Dispositifs méconnus pour améliorer ses revenus quand on est précaire à l’université
La précarité des jeunes chercheurs et enseignants-chercheurs s’est installée comme une donnée du paysage universitaire. Pourtant, des leviers concrets existent, souvent ignorés, pour celles et ceux qui évoluent sur des contrats à durée déterminée ou cherchent à sécuriser leur avenir financier.
Parmi les dispositifs qui font la différence, le programme Atip-Avenir occupe une place de choix. Pensé par l’Inserm et le CNRS, il permet à de jeunes équipes de s’affirmer rapidement. Les bénéficiaires disposent d’un budget pour recruter, équiper leur laboratoire et surtout, négocier un statut plus pérenne.
La mobilité inter-organismes mérite aussi d’être envisagée.

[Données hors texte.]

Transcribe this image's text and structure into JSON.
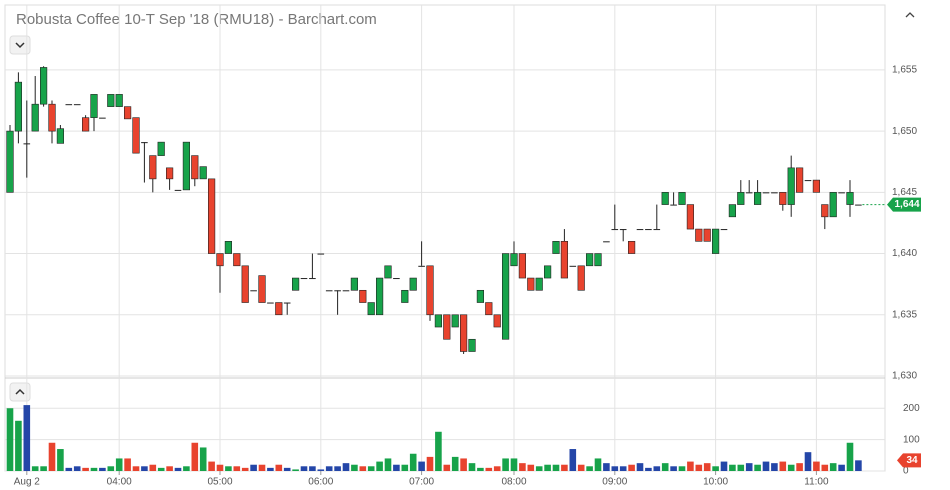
{
  "chart_data": {
    "type": "candlestick",
    "title": "Robusta Coffee 10-T Sep '18 (RMU18) - Barchart.com",
    "colors": {
      "up": "#17a34a",
      "down": "#e8432e",
      "flat": "#2446a8"
    },
    "ylim": [
      1630,
      1660.3
    ],
    "yticks": [
      {
        "value": 1630,
        "label": "1,630"
      },
      {
        "value": 1635,
        "label": "1,635"
      },
      {
        "value": 1640,
        "label": "1,640"
      },
      {
        "value": 1645,
        "label": "1,645"
      },
      {
        "value": 1650,
        "label": "1,650"
      },
      {
        "value": 1655,
        "label": "1,655"
      }
    ],
    "volume_ylim": [
      0,
      290
    ],
    "volume_yticks": [
      0,
      100,
      200
    ],
    "xticks": [
      {
        "value": 2,
        "label": "Aug 2"
      },
      {
        "value": 13,
        "label": "04:00"
      },
      {
        "value": 25,
        "label": "05:00"
      },
      {
        "value": 37,
        "label": "06:00"
      },
      {
        "value": 49,
        "label": "07:00"
      },
      {
        "value": 60,
        "label": "08:00"
      },
      {
        "value": 72,
        "label": "09:00"
      },
      {
        "value": 84,
        "label": "10:00"
      },
      {
        "value": 96,
        "label": "11:00"
      }
    ],
    "last_price": {
      "value": 1644,
      "label": "1,644"
    },
    "last_volume": 34,
    "candles": [
      [
        1645,
        1650.5,
        1645,
        1650
      ],
      [
        1650,
        1654.8,
        1649,
        1654
      ],
      [
        1649,
        1652.5,
        1646.2,
        1649
      ],
      [
        1650,
        1654.5,
        1650,
        1652.2
      ],
      [
        1652.2,
        1655.3,
        1652,
        1655.2
      ],
      [
        1652.2,
        1652.5,
        1649,
        1650
      ],
      [
        1649,
        1650.5,
        1649,
        1650.2
      ],
      [
        1652.2,
        1652.2,
        1652.2,
        1652.2
      ],
      [
        1652.2,
        1652.2,
        1652.2,
        1652.2
      ],
      [
        1651.1,
        1651.3,
        1650,
        1650
      ],
      [
        1651.1,
        1653,
        1650,
        1653
      ],
      [
        1651.1,
        1651.1,
        1651.1,
        1651.1
      ],
      [
        1652,
        1653,
        1652,
        1653
      ],
      [
        1652,
        1653,
        1652,
        1653
      ],
      [
        1652,
        1652,
        1651,
        1651
      ],
      [
        1651.1,
        1651.1,
        1648.2,
        1648.2
      ],
      [
        1649.1,
        1649.1,
        1645.8,
        1649.1
      ],
      [
        1648,
        1648,
        1645,
        1646.1
      ],
      [
        1648,
        1649.1,
        1648,
        1649.1
      ],
      [
        1647,
        1647,
        1645.2,
        1646.1
      ],
      [
        1645.2,
        1645.2,
        1645.2,
        1645.2
      ],
      [
        1645.2,
        1649.1,
        1645.2,
        1649.1
      ],
      [
        1648,
        1648,
        1645.5,
        1646.1
      ],
      [
        1646.1,
        1647.1,
        1646.1,
        1647.1
      ],
      [
        1646.1,
        1646.1,
        1640,
        1640
      ],
      [
        1640,
        1640,
        1636.8,
        1639
      ],
      [
        1640,
        1641,
        1640,
        1641
      ],
      [
        1640,
        1640,
        1639,
        1639
      ],
      [
        1639,
        1639,
        1636,
        1636
      ],
      [
        1637,
        1637,
        1637,
        1637
      ],
      [
        1638.2,
        1638.2,
        1636,
        1636
      ],
      [
        1636,
        1636,
        1636,
        1636
      ],
      [
        1636,
        1636,
        1635,
        1635
      ],
      [
        1636,
        1636,
        1635,
        1636
      ],
      [
        1637,
        1638,
        1637,
        1638
      ],
      [
        1638,
        1638,
        1638,
        1638
      ],
      [
        1638,
        1640,
        1638,
        1638
      ],
      [
        1640,
        1640,
        1640,
        1640
      ],
      [
        1637,
        1637,
        1637,
        1637
      ],
      [
        1637,
        1637,
        1635,
        1637
      ],
      [
        1637,
        1637,
        1637,
        1637
      ],
      [
        1637,
        1638,
        1637,
        1638
      ],
      [
        1637,
        1637,
        1636,
        1636
      ],
      [
        1635,
        1636,
        1635,
        1636
      ],
      [
        1635,
        1638,
        1635,
        1638
      ],
      [
        1638,
        1639,
        1638,
        1639
      ],
      [
        1638,
        1638,
        1638,
        1638
      ],
      [
        1636,
        1637,
        1636,
        1637
      ],
      [
        1637,
        1638,
        1637,
        1638
      ],
      [
        1639,
        1641,
        1639,
        1639
      ],
      [
        1639,
        1639,
        1634.5,
        1635
      ],
      [
        1634,
        1635,
        1634,
        1635
      ],
      [
        1635,
        1635,
        1633,
        1633
      ],
      [
        1634,
        1635,
        1634,
        1635
      ],
      [
        1635,
        1635,
        1631.8,
        1632
      ],
      [
        1632,
        1633,
        1632,
        1633
      ],
      [
        1636,
        1637,
        1636,
        1637
      ],
      [
        1636,
        1636,
        1635,
        1635
      ],
      [
        1635,
        1635,
        1634,
        1634
      ],
      [
        1633,
        1640,
        1633,
        1640
      ],
      [
        1639,
        1641,
        1639,
        1640
      ],
      [
        1640,
        1640,
        1638,
        1638
      ],
      [
        1638,
        1638,
        1637,
        1637
      ],
      [
        1637,
        1638,
        1637,
        1638
      ],
      [
        1638,
        1639,
        1638,
        1639
      ],
      [
        1640,
        1641,
        1640,
        1641
      ],
      [
        1641,
        1642,
        1638,
        1638
      ],
      [
        1639,
        1639,
        1639,
        1639
      ],
      [
        1639,
        1639,
        1637,
        1637
      ],
      [
        1639,
        1640,
        1639,
        1640
      ],
      [
        1639,
        1640,
        1639,
        1640
      ],
      [
        1641,
        1641,
        1641,
        1641
      ],
      [
        1642,
        1644,
        1642,
        1642
      ],
      [
        1642,
        1642,
        1641,
        1642
      ],
      [
        1641,
        1641,
        1640,
        1640
      ],
      [
        1642,
        1642,
        1642,
        1642
      ],
      [
        1642,
        1642,
        1642,
        1642
      ],
      [
        1642,
        1644,
        1642,
        1642
      ],
      [
        1644,
        1645,
        1644,
        1645
      ],
      [
        1644,
        1645,
        1644,
        1644
      ],
      [
        1644,
        1645,
        1644,
        1645
      ],
      [
        1644,
        1644,
        1642,
        1642
      ],
      [
        1642,
        1642,
        1641,
        1641
      ],
      [
        1642,
        1642,
        1641,
        1641
      ],
      [
        1640,
        1642,
        1640,
        1642
      ],
      [
        1642,
        1642,
        1642,
        1642
      ],
      [
        1643,
        1644,
        1643,
        1644
      ],
      [
        1644,
        1646,
        1644,
        1645
      ],
      [
        1645,
        1646,
        1645,
        1645
      ],
      [
        1644,
        1646,
        1644,
        1645
      ],
      [
        1645,
        1645,
        1645,
        1645
      ],
      [
        1645,
        1645,
        1645,
        1645
      ],
      [
        1645,
        1645,
        1643.5,
        1644
      ],
      [
        1644,
        1648,
        1643,
        1647
      ],
      [
        1647,
        1647,
        1645,
        1645
      ],
      [
        1646,
        1646,
        1646,
        1646
      ],
      [
        1646,
        1646,
        1645,
        1645
      ],
      [
        1644,
        1644,
        1642,
        1643
      ],
      [
        1643,
        1645,
        1643,
        1645
      ],
      [
        1645,
        1645,
        1645,
        1645
      ],
      [
        1644,
        1646,
        1643,
        1645
      ],
      [
        1644,
        1644,
        1644,
        1644
      ]
    ],
    "volumes": [
      200,
      160,
      210,
      15,
      15,
      90,
      70,
      10,
      15,
      10,
      10,
      10,
      15,
      40,
      40,
      15,
      15,
      20,
      10,
      15,
      10,
      15,
      90,
      75,
      30,
      20,
      15,
      15,
      10,
      20,
      20,
      10,
      20,
      10,
      5,
      15,
      15,
      5,
      15,
      15,
      25,
      20,
      15,
      15,
      30,
      40,
      20,
      20,
      55,
      30,
      45,
      125,
      20,
      45,
      40,
      25,
      10,
      10,
      15,
      40,
      40,
      25,
      20,
      15,
      20,
      20,
      20,
      70,
      20,
      15,
      40,
      25,
      15,
      15,
      20,
      25,
      10,
      15,
      25,
      15,
      15,
      30,
      20,
      25,
      15,
      30,
      20,
      20,
      25,
      20,
      30,
      25,
      30,
      20,
      25,
      60,
      30,
      20,
      25,
      20,
      90,
      34
    ]
  }
}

Plusieurs structures, dont :
- L’Institut Pasteur
- le CNES
affichent des grilles salariales souvent plus avantageuses, notamment pour les ingénieurs de recherche et les postdoctorants.
Les financements européens ouvrent de nouvelles perspectives. Obtenir une bourse ERC (European Research Council), c’est s’assurer non seulement une rémunération solide, mais aussi la constitution d’une équipe et une reconnaissance internationale. Le programme Make our planet great again, lancé sous l’impulsion d’Emmanuel Macron, a renforcé le soutien aux chercheurs français via des contrats postdoctoraux enrichis.
Pour diversifier ses revenus, il reste possible d’opter pour des missions complémentaires : conférences rémunérées, expertises, dépôts de brevets, droits d’auteur. Ces activités sont encadrées par la législation sur le service public, mais permettent d’alléger la dépendance vis-à-vis du salaire principal. Certaines initiatives d’excellence (Idex), dans des établissements ciblés, financent également des primes ou des contrats spécifiques pour les chercheurs en situation précaire. Naviguer entre ces différents dispositifs, c’est refuser la fatalité et multiplier les chances d’améliorer sa situation. La carte des opportunités s’élargit : encore faut-il savoir la lire et oser s’y aventurer.
Demain, le CNRS et l’université n’auront plus tout à fait le même visage. Pour qui connaît les codes et pousse les bonnes portes, le plafond de verre s’effrite.